I tiptoed across the open dining room and noticed drawers left ajar in the kitchen as though someone had left in a hurry. I bypassed the kitchen to the adjacent living room. No signs of struggle. Checked out the hallway, closets, a nicely finished basement, and upstairs. The master bed hadn’t been made yet, and several shirts lay strewn across the mattress. “Thank God,” I muttered and hustled downstairs. Whoever lived here must’ve left town as soon as the outbreak hit. If they got lucky, maybe they got to wherever it was they’d been headed.

Back in the kitchen, I turned on the faucet. Nothing, as expected. Before checking the refrigerator for liquids, I walked into the large walk-in pantry and smiled. Inside was bliss. It wasn’t fully stocked by any means, but a dozen or so cans of food, several bottles of wine, and a case of flavored water waited on the shelves. I went straight for the water, tearing through the plastic, and grabbed two bottles. I chugged the first down without stopping.

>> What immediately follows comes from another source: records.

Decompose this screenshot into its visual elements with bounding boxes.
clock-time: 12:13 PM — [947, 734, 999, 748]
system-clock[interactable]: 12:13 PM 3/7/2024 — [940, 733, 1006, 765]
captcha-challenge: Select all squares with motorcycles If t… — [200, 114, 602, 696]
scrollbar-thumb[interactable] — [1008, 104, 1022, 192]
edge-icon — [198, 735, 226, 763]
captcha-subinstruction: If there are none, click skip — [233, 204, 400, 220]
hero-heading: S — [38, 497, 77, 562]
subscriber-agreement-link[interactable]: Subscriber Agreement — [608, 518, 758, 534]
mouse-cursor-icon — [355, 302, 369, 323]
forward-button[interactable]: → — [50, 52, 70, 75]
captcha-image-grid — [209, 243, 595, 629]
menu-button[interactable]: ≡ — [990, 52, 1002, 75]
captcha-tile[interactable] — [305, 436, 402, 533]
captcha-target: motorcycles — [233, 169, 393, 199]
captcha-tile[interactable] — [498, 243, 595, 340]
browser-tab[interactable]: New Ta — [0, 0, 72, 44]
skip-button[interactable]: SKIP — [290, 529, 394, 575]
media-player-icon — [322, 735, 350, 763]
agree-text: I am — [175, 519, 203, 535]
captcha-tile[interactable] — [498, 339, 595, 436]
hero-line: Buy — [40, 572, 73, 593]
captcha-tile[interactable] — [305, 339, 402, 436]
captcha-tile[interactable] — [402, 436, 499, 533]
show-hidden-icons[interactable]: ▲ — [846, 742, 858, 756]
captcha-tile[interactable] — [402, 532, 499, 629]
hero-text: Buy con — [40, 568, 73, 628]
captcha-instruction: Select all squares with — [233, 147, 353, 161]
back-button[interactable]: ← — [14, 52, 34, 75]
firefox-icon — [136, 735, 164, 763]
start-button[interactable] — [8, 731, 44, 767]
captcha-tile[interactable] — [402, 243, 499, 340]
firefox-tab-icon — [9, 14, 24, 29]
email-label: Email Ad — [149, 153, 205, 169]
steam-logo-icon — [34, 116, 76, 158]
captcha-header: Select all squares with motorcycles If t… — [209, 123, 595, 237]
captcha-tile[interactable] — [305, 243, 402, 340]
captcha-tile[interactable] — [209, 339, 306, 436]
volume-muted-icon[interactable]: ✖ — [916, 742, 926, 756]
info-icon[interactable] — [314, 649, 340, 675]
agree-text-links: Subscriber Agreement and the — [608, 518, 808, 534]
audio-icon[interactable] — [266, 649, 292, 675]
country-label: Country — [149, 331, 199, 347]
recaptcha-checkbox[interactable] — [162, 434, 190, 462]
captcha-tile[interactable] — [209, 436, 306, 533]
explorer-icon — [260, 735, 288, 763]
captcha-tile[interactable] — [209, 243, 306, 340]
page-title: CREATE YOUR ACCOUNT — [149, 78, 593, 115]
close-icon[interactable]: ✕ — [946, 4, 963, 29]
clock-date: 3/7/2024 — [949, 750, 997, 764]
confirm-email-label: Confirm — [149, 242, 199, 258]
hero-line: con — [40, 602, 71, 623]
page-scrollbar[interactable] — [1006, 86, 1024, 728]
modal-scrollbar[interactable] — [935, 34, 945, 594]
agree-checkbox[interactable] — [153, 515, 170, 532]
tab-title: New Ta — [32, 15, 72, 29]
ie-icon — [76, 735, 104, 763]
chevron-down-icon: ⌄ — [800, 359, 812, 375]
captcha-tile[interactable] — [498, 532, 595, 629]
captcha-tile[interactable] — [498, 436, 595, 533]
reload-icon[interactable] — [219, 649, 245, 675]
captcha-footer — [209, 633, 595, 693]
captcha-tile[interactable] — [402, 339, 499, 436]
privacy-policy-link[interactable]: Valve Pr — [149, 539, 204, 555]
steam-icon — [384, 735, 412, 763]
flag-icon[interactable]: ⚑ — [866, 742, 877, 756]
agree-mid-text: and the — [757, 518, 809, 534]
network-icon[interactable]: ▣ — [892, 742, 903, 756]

I leaned back against a shelf, careful to avoid the fuzzy green bread. There was enough here to last me a week, maybe longer. Since this neighborhood hadn’t been looted yet, the Dogs must’ve had the same idea as us when it came to Chow Town. The risk of drawing out a herd of zeds in this town was too high to take as long as we could still find food in solitary, secluded farmhouses with no more than a few zeds to deal with at one time.

It was a good reminder that I had to remain silent and unseen. I’d already stirred up zeds in at least three nearby houses. I could only hope they'd given up by now and gone back to lumbering around their homes. They could easily break out of the homes, especially through the all-glass patio doors. Clearly, they hadn’t had a reason to…until possibly now.